Radewin Awada, principal of Miller Elementary said his school has struggled with “staff shortages across the board.” While he did not want to wade into politics, Awada said he “definitely advocates” for higher pay to attract the best teachers possible.

“They work tremendously hard, and they’re not working with a product, they’re working with our children — the most valuable asset we have as a nation,” he said. “And that’s what people keep overlooking.”

Miller has a high number of at-risk students, according to Awada, who said more than 90 percent of students at his school in Dearborn — an Arab-American population center — qualify for free or reduced-price lunches. He welcomes attention from any leaders who want to engage his students.

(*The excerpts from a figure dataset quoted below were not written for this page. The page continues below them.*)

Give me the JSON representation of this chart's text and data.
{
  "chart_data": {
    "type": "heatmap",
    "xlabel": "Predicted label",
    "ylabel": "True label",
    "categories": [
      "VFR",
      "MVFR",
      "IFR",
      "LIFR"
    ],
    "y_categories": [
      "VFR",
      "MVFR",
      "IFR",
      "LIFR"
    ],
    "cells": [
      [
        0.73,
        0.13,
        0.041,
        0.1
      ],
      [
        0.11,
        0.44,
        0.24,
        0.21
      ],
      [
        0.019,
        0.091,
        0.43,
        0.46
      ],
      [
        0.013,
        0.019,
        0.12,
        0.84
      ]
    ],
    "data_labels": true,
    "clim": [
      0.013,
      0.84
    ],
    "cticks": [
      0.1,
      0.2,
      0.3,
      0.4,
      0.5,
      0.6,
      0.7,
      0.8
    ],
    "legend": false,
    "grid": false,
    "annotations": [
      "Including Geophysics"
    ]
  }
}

 “Many of them are first-generation refugees and immigrants and so forth, (English as a second language) students,” he said. “We especially appreciate females in leadership positions come and read to our students because it is just a powerful thing — a powerful lesson for those girls.”

Harris is the latest in a series of presidential candidates — including Republican President Donald Trump — to visit Michigan well head of 2020 elections.

On the Democratic side, Sens. Amy Klobuchar of Minnesota and Cory Booker of New Jersey spoke in Detroit last week, and U.S. Rep. Tim Ryan of Ohio and entrepreneur Andrew Yang reportedly campaigned in Michigan over the weekend.